General Election 2017: Manifesto For Small Business

Business news and opinion

31 May 2017

As we approach election day, the main political parties are outlining their visions for the future.

Following the leak of a surprising Labour manifesto, the parties appear more divided than ever over the economy – but what would their plans mean for your business?
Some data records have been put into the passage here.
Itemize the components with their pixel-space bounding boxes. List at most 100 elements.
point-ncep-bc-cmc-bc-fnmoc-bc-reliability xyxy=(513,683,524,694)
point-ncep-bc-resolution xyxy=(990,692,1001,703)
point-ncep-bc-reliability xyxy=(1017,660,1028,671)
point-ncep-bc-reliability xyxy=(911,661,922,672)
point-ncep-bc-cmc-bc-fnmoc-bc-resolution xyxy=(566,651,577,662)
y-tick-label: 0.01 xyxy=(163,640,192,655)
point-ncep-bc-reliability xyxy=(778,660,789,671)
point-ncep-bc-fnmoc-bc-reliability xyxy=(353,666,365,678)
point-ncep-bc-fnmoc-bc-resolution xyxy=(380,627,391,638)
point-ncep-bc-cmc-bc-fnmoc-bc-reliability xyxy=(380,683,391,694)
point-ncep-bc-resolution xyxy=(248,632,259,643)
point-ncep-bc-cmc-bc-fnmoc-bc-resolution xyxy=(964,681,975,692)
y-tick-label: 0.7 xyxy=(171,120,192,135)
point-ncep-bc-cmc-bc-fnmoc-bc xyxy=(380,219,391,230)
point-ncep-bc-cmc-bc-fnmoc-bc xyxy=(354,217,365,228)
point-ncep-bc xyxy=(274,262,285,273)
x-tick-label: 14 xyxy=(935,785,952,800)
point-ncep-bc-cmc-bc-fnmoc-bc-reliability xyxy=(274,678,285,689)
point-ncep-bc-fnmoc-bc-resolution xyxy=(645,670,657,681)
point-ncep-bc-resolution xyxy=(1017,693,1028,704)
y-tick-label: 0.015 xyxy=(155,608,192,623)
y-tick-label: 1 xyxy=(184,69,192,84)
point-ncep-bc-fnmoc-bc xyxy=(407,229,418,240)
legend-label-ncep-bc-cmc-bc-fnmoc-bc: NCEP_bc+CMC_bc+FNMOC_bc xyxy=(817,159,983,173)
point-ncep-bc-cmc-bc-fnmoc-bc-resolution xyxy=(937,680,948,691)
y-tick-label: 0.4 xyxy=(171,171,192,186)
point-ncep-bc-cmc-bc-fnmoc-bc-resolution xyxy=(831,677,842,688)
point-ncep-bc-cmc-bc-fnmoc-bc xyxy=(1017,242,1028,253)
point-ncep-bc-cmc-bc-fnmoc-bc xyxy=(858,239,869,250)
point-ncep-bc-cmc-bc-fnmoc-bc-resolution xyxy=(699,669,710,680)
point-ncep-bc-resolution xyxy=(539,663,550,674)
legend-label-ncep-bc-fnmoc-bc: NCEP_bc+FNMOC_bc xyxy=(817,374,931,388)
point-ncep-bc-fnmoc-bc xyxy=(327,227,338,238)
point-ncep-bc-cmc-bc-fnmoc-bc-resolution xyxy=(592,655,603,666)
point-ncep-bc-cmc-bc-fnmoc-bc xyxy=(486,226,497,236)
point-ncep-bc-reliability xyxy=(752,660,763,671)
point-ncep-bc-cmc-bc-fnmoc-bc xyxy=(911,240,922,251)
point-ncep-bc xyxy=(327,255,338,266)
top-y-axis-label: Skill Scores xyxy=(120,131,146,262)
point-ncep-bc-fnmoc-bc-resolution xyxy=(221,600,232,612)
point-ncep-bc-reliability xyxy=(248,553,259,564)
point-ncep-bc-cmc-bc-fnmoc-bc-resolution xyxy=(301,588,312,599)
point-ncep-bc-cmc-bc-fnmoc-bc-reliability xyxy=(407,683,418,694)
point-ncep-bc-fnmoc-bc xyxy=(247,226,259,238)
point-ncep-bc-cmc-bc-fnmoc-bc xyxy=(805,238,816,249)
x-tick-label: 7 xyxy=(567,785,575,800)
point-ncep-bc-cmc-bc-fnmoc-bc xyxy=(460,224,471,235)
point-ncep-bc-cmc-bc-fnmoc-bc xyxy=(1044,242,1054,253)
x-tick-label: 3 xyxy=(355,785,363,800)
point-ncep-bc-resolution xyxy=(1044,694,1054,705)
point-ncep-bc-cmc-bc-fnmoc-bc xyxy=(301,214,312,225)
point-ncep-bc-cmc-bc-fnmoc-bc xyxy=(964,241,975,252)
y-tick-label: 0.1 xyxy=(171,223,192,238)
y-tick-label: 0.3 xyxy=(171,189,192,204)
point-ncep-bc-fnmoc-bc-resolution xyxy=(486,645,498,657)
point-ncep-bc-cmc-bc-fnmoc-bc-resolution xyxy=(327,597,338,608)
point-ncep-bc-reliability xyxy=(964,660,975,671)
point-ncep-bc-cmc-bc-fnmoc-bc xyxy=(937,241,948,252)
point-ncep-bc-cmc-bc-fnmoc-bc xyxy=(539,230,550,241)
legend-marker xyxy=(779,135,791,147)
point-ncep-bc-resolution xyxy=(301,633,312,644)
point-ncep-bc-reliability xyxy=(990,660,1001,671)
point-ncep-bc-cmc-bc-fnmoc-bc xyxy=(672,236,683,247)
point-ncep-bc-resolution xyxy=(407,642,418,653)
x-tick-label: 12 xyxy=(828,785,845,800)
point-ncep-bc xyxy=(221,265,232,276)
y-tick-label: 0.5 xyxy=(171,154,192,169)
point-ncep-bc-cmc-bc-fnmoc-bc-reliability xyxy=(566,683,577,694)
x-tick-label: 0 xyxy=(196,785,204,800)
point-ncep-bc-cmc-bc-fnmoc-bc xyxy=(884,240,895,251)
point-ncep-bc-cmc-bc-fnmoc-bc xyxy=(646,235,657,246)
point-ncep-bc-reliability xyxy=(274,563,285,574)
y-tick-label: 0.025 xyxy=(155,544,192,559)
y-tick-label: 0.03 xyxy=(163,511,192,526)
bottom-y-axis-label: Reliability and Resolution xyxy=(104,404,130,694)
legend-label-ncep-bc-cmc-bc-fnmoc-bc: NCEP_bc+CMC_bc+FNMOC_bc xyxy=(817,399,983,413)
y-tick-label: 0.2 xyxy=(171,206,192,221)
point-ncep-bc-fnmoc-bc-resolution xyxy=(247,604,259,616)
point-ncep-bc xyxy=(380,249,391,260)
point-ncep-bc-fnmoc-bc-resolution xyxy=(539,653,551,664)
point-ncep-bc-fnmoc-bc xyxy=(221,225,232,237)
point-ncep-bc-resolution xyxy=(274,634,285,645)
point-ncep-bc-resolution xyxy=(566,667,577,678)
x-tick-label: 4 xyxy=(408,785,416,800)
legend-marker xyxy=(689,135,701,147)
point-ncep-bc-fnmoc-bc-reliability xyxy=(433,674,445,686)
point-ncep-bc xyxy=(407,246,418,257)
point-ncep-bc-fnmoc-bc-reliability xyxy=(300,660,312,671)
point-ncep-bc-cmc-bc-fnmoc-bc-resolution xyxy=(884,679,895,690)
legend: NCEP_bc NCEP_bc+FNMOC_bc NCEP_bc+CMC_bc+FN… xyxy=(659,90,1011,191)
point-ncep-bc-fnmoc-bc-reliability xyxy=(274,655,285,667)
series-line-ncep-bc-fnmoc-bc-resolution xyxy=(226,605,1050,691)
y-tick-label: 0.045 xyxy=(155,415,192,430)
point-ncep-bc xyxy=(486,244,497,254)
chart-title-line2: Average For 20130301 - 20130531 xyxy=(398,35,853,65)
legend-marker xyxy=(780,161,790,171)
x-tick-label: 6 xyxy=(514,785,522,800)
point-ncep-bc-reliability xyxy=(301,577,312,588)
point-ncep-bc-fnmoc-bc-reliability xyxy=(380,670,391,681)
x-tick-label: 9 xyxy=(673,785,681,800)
Conservatives: focus on Brexit

Theresa May has so far focused on her key campaign soundbite of gaining a ‘strong and stable’ platform on which to negotiate Brexit. Undoubtedly a dominant factor in the vote, the Conservative manifesto has nonetheless pledged to keep taxes down and boost workers' rights by:

  • Giving workers the legal right to unpaid time off to care for loved ones on a full-time basis
  • Increase the amount levied on firms employing non-EU migrant workers
  • Introducing new protections and rights for ‘gig economy’ workers
  • Enforcing worker representation on company boards
  • Giving workers rights to request leave for training

Labour: investment and redistribution

The leaked ‘For the many, not the few’ Labour manifesto caused a stir over suggestions the party would renationalise the water industry, rail networks, energy networks and Royal Mail. Following the official launch, it’s clear that this is part of a broader economic approach that stands in direct opposition to austerity. Instead, Labour advocate more intervention and investment through:

  • A £250 billion National Transformation Fund to invest in industry
  • A new National Investment Bank and regional development banks, specifically to support SMEs
  • Tax increases for those earning above £80,000 per year, representing the top 5% of earners
  • Higher corporation tax for big companies, reduced corporation tax for small businesses
  • Exemption from plans for mandatory quarterly reporting for businesses with a turnover below £85,000
  • A promise to take action on late payments and ending zero hours contracts

Other main parties

The Scottish National Party has pledged to fight for special status for Scotland after Brexit, including seeking to maintain access to the Single Market to help protect Scottish businesses.

Elsewhere, the Lib Dems have built an anti-Brexit platform and are calling for a second referendum, as well as supporting income tax increases to fund healthcare. Both the Lib Dems and the Greens are also arguing for an increase in corporation tax, a move that would have a big impact on business should either party hold sway in a coalition.